I touch upon the truth contained in stories in my novel The City of Earthly Desire. Toward the end of the novel, a young woman named Brigitta describes the legend of the white stag to the protagonist, Béla. A student of history, Brigitta is interested in the kinds of evidence and hard scientific fact Sam Harris expounds during his debate with Jordan Peterson, but she sees their limits when seen in a larger context of value and truth. After finishing describing the legend of the white stag, she states:
“Of course, it’s all nonsense, historically speaking, but that doesn’t make it untrue. Though I would never admit this to any historian, I have found legends and myths reveal more about a culture than cold, hard facts do.”
I discovered a direct connection to this line of thinking in Jordan Peterson's work a few days ago.
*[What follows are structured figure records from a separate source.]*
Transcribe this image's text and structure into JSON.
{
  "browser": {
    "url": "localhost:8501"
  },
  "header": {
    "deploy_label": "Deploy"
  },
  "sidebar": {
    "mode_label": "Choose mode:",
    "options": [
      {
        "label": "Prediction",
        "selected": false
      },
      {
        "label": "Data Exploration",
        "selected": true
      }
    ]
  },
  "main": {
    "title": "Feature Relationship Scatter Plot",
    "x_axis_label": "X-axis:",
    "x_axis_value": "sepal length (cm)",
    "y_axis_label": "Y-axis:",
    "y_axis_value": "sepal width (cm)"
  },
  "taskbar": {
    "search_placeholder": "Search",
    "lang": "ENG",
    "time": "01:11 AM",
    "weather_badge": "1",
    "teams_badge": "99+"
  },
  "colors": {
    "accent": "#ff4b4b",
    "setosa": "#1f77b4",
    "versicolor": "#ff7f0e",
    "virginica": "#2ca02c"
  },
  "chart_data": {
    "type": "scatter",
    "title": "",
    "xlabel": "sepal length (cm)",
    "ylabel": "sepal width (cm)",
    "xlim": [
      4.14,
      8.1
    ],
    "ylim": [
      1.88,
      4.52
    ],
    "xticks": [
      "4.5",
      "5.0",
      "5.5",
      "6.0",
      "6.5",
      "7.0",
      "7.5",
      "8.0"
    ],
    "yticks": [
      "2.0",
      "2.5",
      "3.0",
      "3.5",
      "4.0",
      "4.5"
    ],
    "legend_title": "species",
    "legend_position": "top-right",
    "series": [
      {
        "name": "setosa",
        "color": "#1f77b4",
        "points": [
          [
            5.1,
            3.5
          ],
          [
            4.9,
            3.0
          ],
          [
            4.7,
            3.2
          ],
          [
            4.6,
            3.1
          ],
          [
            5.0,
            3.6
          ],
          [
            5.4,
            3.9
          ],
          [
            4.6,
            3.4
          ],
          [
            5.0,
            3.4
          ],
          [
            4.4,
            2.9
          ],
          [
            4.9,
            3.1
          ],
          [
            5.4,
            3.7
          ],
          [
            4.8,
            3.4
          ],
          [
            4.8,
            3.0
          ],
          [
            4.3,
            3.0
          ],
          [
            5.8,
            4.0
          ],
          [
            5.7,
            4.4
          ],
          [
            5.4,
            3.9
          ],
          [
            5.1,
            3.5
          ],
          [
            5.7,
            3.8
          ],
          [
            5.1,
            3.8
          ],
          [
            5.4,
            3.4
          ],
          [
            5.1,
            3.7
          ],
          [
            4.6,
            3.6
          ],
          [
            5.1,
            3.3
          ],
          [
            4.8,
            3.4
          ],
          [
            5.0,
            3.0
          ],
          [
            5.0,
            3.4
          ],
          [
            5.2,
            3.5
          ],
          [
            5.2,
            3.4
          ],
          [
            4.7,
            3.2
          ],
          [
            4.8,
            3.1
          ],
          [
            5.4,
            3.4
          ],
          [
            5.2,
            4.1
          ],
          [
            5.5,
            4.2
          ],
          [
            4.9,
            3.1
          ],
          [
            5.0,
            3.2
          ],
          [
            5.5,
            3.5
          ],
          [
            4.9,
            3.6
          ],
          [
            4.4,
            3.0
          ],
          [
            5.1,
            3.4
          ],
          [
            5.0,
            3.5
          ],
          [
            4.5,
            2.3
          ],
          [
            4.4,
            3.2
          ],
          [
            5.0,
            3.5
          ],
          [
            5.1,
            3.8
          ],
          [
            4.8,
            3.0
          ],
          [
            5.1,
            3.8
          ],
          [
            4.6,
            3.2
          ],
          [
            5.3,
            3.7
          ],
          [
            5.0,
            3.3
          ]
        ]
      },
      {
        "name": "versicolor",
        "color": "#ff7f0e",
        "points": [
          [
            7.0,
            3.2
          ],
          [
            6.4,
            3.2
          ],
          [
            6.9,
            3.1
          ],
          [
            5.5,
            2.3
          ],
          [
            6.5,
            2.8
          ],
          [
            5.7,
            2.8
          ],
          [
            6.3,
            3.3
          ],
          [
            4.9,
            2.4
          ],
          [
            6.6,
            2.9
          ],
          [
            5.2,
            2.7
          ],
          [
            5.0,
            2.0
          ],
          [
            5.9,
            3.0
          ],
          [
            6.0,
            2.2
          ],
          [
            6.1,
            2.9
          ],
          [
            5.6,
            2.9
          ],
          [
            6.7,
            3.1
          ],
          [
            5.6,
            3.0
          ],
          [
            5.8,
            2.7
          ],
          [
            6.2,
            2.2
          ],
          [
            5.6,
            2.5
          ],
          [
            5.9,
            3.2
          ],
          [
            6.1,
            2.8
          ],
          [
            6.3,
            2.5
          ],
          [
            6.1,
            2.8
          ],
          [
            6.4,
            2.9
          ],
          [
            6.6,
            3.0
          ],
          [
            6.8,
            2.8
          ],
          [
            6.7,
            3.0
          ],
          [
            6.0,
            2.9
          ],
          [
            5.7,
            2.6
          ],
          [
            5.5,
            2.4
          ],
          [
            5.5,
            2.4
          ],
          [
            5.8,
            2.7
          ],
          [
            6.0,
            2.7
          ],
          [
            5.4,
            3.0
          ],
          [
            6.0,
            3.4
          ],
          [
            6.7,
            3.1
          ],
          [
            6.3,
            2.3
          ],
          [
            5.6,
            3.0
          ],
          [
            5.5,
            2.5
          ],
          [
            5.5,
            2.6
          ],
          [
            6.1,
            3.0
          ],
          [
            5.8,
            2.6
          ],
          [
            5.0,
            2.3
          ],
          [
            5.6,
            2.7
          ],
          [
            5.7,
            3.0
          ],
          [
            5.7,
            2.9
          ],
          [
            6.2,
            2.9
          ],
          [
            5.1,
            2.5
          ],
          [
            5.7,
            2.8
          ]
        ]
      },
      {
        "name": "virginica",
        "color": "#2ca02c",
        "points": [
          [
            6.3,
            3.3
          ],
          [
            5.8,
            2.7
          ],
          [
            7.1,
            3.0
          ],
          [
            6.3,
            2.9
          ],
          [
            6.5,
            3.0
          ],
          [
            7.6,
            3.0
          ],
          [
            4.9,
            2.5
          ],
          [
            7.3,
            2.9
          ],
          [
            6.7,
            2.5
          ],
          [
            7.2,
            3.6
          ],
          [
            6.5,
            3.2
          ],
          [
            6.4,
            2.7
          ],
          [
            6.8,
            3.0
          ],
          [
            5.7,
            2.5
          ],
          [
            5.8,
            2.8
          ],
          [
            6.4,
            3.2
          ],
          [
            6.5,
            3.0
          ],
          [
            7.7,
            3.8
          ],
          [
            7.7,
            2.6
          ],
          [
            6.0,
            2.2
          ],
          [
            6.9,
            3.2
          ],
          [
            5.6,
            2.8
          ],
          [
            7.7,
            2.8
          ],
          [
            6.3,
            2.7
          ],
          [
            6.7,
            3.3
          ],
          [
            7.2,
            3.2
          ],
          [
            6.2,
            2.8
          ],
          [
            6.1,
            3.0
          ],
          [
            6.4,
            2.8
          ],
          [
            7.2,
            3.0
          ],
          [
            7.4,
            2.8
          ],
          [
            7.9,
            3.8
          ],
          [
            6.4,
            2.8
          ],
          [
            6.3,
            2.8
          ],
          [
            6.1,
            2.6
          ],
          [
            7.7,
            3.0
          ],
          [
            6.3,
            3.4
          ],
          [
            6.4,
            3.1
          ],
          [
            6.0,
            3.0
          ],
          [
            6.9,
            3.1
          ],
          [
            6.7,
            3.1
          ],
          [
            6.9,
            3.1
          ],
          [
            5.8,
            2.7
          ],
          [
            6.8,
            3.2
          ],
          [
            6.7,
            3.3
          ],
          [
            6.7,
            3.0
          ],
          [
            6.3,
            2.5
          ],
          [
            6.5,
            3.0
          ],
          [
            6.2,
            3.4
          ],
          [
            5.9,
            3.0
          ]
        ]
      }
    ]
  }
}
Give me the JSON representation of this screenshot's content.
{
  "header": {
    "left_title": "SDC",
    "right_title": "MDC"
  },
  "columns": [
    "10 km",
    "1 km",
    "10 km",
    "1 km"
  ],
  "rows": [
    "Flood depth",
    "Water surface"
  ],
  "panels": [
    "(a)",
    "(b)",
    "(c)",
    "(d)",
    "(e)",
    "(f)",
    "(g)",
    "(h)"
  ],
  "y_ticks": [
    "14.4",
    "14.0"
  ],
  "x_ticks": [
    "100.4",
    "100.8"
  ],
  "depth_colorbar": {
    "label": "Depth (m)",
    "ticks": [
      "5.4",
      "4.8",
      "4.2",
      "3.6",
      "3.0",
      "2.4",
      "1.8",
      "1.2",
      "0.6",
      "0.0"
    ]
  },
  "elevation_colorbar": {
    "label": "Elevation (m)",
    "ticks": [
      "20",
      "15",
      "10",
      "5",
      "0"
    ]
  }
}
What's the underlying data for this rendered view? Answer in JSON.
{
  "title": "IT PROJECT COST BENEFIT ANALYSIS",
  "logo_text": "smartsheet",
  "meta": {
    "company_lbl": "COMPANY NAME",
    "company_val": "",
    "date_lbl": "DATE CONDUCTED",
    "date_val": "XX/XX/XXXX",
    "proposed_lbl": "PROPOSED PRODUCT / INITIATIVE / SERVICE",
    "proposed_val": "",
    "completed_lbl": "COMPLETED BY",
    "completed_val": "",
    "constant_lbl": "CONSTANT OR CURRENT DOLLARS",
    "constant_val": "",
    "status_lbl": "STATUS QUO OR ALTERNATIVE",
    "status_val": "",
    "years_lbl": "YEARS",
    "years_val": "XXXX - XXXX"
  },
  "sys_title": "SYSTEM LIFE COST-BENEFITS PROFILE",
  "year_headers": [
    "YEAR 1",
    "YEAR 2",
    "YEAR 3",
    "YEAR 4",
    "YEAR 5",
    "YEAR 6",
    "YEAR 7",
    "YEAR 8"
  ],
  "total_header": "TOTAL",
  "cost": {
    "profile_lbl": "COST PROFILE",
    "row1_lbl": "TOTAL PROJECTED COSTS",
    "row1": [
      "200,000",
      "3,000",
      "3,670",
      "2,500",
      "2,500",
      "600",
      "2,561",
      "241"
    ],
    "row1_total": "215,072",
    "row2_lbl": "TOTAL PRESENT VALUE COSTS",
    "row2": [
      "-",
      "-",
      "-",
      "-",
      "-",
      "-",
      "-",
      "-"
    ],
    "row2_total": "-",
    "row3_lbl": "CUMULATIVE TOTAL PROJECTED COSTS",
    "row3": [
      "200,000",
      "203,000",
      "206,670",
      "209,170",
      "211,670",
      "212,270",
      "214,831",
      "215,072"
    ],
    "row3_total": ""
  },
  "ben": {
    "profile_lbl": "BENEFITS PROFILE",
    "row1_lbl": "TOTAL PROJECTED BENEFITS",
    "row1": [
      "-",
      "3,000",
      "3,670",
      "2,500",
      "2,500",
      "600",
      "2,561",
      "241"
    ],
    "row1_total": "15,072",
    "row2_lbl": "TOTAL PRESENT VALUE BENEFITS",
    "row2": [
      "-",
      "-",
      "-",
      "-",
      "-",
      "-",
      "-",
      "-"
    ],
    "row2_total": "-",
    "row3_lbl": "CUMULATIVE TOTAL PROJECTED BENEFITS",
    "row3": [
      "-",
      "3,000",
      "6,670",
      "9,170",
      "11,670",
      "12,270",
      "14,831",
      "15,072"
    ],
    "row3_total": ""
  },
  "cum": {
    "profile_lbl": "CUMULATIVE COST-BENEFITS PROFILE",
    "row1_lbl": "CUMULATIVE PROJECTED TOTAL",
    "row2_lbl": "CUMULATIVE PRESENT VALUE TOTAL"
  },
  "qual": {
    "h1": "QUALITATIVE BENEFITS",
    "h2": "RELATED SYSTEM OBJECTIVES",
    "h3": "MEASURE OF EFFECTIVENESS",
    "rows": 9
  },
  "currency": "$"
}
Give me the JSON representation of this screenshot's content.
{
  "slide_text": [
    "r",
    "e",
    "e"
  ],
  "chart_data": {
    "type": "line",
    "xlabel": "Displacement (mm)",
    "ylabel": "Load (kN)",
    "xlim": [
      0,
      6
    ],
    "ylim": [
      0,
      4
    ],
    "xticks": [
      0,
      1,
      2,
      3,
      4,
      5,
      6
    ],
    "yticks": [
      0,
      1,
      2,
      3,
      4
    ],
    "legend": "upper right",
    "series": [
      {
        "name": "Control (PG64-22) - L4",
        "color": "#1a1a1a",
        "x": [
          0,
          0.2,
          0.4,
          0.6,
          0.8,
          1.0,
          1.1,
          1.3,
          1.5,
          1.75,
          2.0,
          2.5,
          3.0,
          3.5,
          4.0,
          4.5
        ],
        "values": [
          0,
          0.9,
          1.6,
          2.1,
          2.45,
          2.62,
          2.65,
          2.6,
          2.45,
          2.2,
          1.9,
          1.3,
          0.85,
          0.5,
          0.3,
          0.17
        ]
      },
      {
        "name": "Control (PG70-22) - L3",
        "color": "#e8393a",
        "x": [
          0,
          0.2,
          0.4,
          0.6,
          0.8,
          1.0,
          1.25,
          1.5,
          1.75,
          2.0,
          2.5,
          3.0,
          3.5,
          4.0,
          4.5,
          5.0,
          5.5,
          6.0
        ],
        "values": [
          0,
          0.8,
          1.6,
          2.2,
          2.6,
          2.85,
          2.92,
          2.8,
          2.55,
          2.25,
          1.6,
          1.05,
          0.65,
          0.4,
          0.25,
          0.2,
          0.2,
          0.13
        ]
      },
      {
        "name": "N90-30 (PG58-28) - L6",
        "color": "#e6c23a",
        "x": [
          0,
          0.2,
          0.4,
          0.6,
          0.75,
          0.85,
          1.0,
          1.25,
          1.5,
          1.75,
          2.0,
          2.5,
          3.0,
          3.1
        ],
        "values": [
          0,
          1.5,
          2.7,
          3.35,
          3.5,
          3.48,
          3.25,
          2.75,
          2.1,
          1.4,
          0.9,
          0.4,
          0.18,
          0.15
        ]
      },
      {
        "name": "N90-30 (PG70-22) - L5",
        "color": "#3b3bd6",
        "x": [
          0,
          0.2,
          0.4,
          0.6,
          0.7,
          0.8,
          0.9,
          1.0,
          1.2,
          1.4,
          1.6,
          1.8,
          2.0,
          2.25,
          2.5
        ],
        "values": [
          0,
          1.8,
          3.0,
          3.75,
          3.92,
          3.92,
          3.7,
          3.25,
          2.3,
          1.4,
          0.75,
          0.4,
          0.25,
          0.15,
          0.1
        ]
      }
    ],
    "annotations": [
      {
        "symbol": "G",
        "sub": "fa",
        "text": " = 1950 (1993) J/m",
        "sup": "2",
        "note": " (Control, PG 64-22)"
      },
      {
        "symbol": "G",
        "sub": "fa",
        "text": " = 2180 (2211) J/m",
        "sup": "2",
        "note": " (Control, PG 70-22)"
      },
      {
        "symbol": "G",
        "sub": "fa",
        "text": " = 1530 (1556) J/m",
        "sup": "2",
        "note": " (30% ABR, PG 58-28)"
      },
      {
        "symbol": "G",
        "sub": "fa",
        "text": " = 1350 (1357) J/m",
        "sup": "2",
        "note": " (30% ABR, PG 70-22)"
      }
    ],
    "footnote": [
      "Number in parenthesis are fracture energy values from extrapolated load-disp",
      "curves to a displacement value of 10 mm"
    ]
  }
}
On his website, he states:
I came over the course of a decade and a half to understand the meanings of many things that had been entirely hidden from me – things that I had cast away, stupidly, as of little worth. I came to realize that ideologies had a narrative structure – that they were stories, in a word – and that the emotional stability of individuals depended upon the integrity of their stories. I came to realize that stories had a religious substructure (or, to put it another way, that well-constructed stories had a nature so compelling that they gathered religious behaviors and attitudes around them, as a matter of course). I understood, finally, that the world that stories describe is not the objective world, but the world of value – and that it is in this world that we live, first and foremost.
Though it is dangerous to equate everything all characters say as representations of an author's beliefs in a novel, I honestly admit that I hold what Brigitta says toward the end of the book to be true. Though I only discovered Peterson's work a couple of months ago, it is very reassuring to know my beliefs in the power of stories and legends may not be as insane as they initially sound.